LONDON (Reuters) – A report on Norwegian energy firm Equinor’s <EQNR.OL> loss-making investments in the United States detailed significant problems the state-controlled company should have dealt with faster, its chair and chief executive said on Friday.
Equinor made a series of acquisitions of onshore and offshore petroleum reserves in the United States in the years before the 2014-2016 oil price crash, eventually leading to accumulated losses and write-offs of $20.4 billion dollars.
In June, Norway’s energy minister said Equinor must be more transparent about its foreign businesses.
“Equinor has recorded large financial losses in the US. These were mainly driven by an ambitious growth strategy and investments that were based on overly optimistic price assumptions,” Equinor’s chairman Jon Erik Reinhardsen said.
“Rapid growth for a period led to significant control problems. The board and management should have seen and addressed this sooner.”
The review, led by a PWC accountant Eli Moe-Helgesen, was based on more than 120 interviews and documents dating back to 2005, Equinor said.
It revealed, among many things, that Equinor bought a turkey at a charity rodeo in Houston for $30,000; just one of many decisions the report criticised.
It referred to Equinor’s “limited onshore competence experience in senior leadership”. It said the company did not properly check if assets would make money at lower prices and key risks were “not sufficiently understood and challenged by decision makers”.
“We still see room for improvement, and the recommendations reflect this.

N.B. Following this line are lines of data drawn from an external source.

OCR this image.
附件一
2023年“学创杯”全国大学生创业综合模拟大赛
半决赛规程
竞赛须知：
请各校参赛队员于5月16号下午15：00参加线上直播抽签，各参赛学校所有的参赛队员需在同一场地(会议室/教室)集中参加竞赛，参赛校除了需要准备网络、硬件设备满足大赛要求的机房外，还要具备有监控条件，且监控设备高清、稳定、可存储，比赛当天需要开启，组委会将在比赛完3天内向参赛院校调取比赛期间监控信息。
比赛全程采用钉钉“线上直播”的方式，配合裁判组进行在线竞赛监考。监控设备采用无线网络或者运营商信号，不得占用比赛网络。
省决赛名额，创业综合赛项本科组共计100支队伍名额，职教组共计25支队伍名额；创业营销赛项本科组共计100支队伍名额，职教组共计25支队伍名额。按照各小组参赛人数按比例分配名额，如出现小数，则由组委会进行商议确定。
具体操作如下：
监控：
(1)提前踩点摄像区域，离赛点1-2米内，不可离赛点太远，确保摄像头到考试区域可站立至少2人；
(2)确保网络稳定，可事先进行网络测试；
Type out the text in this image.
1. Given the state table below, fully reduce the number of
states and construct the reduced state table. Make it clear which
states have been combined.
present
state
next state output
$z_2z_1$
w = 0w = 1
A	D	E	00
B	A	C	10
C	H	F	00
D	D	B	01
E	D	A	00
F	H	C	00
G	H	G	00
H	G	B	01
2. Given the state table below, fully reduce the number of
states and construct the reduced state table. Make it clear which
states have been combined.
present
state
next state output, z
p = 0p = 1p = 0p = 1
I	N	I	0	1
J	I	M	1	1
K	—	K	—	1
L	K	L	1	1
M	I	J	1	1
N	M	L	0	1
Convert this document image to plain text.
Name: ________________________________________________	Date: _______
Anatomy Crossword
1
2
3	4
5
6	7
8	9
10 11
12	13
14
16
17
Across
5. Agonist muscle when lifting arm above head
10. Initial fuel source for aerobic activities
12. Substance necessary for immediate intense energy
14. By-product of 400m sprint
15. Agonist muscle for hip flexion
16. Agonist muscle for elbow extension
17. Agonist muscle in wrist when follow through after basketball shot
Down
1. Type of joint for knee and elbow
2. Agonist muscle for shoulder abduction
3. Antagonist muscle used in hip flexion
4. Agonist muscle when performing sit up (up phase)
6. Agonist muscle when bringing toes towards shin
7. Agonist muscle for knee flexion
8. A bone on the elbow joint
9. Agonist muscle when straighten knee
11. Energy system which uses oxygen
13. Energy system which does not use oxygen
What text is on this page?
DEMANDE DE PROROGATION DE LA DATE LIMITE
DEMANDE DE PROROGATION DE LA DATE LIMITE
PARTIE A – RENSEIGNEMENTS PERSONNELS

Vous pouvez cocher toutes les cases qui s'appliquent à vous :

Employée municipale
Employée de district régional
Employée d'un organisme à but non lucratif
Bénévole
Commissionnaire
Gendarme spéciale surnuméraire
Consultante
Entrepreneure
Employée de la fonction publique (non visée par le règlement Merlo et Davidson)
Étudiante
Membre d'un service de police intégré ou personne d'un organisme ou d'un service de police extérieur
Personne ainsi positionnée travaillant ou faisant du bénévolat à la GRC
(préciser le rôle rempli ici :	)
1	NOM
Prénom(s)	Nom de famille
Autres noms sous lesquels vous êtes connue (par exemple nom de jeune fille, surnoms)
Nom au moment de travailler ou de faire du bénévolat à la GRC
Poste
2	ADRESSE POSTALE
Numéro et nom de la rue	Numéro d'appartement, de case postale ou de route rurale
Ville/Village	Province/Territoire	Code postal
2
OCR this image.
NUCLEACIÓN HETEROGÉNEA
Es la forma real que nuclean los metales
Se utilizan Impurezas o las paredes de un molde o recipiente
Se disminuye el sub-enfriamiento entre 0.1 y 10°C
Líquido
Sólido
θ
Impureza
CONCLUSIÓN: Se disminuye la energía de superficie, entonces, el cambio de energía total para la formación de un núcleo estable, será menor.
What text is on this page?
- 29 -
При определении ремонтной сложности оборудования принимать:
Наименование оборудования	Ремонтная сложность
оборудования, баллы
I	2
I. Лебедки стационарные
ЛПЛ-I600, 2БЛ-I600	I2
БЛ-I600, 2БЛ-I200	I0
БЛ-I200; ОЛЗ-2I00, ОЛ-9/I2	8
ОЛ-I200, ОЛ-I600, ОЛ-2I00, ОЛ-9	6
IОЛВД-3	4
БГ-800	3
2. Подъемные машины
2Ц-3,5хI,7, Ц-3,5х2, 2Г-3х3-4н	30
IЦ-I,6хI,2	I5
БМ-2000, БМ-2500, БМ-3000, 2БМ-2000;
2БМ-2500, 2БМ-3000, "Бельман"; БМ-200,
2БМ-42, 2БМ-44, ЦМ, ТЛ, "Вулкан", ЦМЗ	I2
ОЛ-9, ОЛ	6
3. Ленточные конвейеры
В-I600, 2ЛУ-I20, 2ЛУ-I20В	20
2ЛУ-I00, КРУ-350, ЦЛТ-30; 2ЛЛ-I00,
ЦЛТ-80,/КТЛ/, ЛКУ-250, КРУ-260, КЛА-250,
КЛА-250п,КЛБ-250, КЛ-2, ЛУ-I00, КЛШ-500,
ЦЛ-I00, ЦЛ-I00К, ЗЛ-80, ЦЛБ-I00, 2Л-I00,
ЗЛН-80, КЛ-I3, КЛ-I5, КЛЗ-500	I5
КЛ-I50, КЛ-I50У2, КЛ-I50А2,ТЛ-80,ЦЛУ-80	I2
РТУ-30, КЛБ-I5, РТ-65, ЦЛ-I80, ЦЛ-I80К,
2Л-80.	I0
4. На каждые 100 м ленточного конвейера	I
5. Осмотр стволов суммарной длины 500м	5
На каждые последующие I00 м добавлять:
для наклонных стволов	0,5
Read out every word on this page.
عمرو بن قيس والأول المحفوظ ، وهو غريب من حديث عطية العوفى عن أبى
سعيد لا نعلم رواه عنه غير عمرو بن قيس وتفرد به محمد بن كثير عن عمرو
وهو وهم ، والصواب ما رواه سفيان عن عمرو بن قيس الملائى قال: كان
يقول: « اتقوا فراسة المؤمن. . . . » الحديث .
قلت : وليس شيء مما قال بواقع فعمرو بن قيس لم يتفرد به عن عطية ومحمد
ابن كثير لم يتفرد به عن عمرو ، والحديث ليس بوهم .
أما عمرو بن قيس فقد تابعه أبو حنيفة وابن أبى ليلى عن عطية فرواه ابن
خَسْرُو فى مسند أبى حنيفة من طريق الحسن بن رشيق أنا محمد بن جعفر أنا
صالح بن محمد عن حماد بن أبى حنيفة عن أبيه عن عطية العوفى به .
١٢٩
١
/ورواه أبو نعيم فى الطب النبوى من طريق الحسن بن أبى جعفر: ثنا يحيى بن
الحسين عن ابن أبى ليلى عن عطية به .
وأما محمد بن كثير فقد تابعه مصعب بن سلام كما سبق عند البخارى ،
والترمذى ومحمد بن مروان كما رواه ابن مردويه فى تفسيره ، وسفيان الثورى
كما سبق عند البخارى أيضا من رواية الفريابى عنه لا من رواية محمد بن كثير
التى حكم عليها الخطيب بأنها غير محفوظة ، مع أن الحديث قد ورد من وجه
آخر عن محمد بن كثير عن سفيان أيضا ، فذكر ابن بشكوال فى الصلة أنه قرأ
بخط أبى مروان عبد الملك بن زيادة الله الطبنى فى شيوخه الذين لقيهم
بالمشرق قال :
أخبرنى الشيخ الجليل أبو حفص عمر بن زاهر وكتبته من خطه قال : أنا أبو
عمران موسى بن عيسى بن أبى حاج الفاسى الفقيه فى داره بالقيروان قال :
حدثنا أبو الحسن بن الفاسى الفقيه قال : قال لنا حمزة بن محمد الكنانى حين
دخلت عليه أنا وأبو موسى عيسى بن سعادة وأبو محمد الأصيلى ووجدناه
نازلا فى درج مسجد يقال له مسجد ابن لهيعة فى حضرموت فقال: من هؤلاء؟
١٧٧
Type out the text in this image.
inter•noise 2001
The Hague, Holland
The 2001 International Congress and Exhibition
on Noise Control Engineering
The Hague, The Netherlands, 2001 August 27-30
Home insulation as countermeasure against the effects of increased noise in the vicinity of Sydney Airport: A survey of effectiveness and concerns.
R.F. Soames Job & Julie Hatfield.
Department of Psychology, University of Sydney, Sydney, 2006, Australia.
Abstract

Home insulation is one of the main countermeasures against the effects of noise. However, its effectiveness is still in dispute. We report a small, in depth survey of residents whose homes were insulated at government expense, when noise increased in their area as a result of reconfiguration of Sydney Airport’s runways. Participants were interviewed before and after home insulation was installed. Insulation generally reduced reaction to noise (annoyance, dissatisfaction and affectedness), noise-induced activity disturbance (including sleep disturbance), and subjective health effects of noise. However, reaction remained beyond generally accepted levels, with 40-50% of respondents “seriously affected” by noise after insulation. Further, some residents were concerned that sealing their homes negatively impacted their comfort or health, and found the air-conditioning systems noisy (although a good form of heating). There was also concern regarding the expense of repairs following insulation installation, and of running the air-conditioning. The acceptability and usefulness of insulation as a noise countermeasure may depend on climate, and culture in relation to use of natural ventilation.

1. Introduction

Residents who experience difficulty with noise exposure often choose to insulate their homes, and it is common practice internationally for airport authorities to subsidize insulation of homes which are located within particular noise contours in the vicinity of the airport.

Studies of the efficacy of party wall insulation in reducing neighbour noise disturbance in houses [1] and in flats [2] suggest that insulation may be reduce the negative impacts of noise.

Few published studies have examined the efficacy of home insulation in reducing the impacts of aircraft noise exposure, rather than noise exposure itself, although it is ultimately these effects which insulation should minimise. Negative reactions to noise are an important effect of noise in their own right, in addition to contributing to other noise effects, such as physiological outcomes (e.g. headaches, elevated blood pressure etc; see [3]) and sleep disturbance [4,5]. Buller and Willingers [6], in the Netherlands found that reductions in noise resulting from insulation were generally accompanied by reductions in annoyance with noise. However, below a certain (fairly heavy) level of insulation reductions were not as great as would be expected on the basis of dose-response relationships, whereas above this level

They primarily cover how Equinor acquires and integrates assets and companies outside its core business,” said Moe-Helgesen.
“This is tough reading for many. We made investments that were no longer robust when the markets turned, and we should have seen the control problems in the onshore business earlier,” said Equinor CEO Eldar Saetre.
Norway’s Petroleum Minister Tina Bru said the report was thorough and “paints a picture of a company that underestimated the task they took on, overestimated their own abilities, took too high a risk and reacted too late to address the problems.”